Une autre exposition coloniale sous la direction du Grand Maréchal Lyautey, eut un éclat incomparable; puis l'exposition internationale de 1937 sous le gouvernement de M. Léon Blum, une belle exposition d'une importance considérable. Je fus  nommé  : Président du Jury International de la Chaussure.

A l'exposition de New York 1939, j'étais délégué du gouvernement français.

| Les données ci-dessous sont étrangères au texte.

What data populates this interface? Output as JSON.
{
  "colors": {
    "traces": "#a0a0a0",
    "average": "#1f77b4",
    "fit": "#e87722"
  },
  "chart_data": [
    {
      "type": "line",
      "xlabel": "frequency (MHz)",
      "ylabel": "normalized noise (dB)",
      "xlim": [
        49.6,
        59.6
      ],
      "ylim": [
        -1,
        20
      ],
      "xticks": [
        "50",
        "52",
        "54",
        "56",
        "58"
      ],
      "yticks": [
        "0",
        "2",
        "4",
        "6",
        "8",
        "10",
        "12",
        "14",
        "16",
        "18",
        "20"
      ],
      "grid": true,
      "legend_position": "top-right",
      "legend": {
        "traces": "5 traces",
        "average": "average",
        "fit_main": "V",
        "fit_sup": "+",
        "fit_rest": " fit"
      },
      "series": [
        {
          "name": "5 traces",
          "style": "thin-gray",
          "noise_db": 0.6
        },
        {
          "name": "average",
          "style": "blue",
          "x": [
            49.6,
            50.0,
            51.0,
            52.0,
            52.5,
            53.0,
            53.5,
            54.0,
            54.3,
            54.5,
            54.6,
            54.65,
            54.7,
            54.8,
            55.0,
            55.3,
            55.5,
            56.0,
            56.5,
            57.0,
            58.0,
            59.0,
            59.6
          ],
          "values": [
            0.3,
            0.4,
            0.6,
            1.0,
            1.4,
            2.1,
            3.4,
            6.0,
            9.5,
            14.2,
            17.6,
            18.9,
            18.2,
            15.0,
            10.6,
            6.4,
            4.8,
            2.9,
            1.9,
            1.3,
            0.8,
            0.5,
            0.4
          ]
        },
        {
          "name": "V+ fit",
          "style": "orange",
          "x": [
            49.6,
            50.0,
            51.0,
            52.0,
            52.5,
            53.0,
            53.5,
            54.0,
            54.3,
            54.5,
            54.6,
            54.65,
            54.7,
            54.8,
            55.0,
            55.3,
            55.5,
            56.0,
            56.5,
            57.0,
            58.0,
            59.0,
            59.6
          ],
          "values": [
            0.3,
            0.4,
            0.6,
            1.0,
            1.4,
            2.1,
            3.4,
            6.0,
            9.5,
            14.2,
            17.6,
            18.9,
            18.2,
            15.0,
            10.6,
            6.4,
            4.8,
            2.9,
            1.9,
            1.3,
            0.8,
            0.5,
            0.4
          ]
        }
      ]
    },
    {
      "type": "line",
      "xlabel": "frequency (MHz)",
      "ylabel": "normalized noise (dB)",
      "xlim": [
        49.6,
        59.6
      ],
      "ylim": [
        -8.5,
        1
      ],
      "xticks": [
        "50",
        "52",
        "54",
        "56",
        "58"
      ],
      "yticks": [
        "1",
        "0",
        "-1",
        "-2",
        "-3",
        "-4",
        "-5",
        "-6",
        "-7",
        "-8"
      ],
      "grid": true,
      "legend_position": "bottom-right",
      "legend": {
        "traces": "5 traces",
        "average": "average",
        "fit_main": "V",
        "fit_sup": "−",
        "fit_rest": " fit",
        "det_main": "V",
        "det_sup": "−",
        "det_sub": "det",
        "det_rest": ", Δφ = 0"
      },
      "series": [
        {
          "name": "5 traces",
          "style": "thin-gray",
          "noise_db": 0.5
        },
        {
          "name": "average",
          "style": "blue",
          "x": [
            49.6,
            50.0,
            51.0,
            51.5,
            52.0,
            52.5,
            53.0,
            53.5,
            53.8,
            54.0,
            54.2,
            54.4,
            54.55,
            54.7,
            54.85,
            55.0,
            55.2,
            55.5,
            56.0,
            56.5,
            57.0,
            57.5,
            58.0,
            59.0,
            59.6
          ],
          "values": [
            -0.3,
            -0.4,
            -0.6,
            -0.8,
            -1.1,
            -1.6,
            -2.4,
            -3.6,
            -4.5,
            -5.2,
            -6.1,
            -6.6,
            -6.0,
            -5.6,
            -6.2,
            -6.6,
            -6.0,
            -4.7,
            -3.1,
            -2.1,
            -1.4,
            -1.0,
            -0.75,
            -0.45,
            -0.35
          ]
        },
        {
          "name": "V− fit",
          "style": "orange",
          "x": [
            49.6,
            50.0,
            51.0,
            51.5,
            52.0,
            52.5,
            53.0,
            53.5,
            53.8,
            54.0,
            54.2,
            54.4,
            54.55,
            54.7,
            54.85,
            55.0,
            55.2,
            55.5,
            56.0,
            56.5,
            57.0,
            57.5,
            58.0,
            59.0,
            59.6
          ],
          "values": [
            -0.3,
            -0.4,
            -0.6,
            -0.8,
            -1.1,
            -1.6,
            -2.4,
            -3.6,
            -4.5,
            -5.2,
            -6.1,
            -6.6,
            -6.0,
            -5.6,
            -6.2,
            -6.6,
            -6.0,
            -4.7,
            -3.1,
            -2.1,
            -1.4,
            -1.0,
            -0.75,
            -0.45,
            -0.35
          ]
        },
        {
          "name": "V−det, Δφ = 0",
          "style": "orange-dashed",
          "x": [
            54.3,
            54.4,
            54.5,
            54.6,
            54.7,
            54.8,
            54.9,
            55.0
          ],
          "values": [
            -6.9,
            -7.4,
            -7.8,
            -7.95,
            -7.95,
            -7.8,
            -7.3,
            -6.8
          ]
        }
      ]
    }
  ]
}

Je m'y fis remplacer par un grand industriel de Strasbourg.

 

DEUXIEME GUERRE MONDIALE

1939

Après 1918 on répétait sans cesse « c'est la dernière guerre » la der des der et dès 1938 on apercevait les germes de la prochaine, de la drôle de guerre qui devait durer encore 5 longues années.

Pour nous plus de cuir, chaussures avec bon dès 1940, remis par l'occupant. Je réquisitionnais tous les feutres des chapeaux de dames et mis en vente ou en fabrication sur commande, un petit soulier en cette matière avec une semelle de bois articulée, cloutée d'or qui n'avait peut-être pas l'élasticité du cuir, mais qui fit fureur.

« SANS BON »

On a bien essayé de m'attendrir. J'ai vu une fermière arrivant avec une dinde splendide sous son bras. Je veux des souliers en cuir ! qu'auriez-vous fait à ma place, j'en avais assez du rutabaga !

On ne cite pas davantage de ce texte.